Currently, the attorney general has limited jurisdiction over political corruption cases.
Sen. Marty Golden (R-Bay Ridge, Marine Park, Gerritsen Beach) said Paterson’s call for reform was a smokescreen to take away from the state’s real problems.
“People need honest reform but they also need jobs and more opportunity,” said Golden. “The governor was well-intended, but he has to keep spending down. There’s a real hopelessness the state. I don’t see the economy coming back. People are worried about their jobs.”
Golden said everyone would like there to be some campaign finance laws in place on the state level and that he has always favored term limits.
Sen. Carl Kruger (D-Sheepshead Bay, Brighton Beach), who serves as the chair of the senate’s powerful finance committee, said he has to give the reform measures in Paterson’s speech further thought and would get back to the newspaper about it.

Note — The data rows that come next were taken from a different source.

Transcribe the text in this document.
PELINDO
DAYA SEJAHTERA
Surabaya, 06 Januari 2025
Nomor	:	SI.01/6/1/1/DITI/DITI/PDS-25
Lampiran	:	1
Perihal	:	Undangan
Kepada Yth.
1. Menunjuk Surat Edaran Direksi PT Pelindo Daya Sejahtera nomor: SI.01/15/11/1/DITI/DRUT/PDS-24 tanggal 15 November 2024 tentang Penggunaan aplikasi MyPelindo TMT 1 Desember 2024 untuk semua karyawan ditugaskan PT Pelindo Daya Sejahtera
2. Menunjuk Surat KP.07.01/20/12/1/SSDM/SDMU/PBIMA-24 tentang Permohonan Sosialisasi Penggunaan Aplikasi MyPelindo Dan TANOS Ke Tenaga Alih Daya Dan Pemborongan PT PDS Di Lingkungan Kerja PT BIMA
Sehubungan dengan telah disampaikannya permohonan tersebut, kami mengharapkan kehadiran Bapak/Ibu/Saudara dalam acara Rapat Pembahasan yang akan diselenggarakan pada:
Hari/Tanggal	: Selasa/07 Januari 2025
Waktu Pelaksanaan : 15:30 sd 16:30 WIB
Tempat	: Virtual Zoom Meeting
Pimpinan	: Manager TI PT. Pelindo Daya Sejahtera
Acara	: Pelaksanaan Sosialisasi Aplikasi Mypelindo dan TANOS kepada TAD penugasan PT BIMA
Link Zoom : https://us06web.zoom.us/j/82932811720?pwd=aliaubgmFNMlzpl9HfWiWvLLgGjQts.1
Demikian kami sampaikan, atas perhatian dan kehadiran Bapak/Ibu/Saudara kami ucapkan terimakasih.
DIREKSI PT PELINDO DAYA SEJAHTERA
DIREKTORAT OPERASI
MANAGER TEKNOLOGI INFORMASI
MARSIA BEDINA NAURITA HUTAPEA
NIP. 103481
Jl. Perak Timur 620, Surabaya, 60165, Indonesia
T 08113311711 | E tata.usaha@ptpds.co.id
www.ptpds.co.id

Assembly member Peter Abbate (D-Bath Beach, Bensonhurst, Borough Park, Dyker Heights) said Paterson’s reforms don’t amount to a hill of beans.
“We are already doing (reform) bills that will take care of everything. Whatever he talked about is already being worked on and will be voted on in the next week or soon after,” said Abbate, noting that Paterson did not propose any specific bills toward ethics reform or campaign finance.
Abbate, who has been in the assembly for 24 years, said he is against term limits.
Sen. John Sampson (D-Canarsie), the senate’s Democratic Conference leader, said he understands New Yorkers’ anger, but is more about working on solutions than rhetoric concerning ethics reform.
“The people want statesmen to fix our problems, not politicians who ascribe blame without offering a solution. For decades, the Senate spent, borrowed, and taxed New York into fiscal crisis, and now millions of families have reached their breaking point, unable to survive more of the same old pass-the-buck politics,” said Sampson.
“Throughout our first year in the Majority, we transformed the Senate into a more bipartisan and functional chamber, tackled shady public authorities, and built a new tier in the retirement system to save taxpayers billions,” he added.
Among the Brooklyn lawmakers who appreciated the speech was freshman Sen. Daniel Squadron (D- Brooklyn Heights, Carroll Gardens)
“I’ve been pushing ethics reform like crazy since I got in office,” said Squadron, adding his goal remains to pass a law that increases the independence of an ethics commission that includes enforcement and disclosure.
Squadron said in general he is against term limits, but understands the frustration that would lead to such a suggestion where several state lawmakers have been in office over 20 years.
“There are a lot of proposals for reform and now the key is not to have proposals, but to have them become laws,” said Squadron. “I’d like it to be first thing we do (in session) this year.”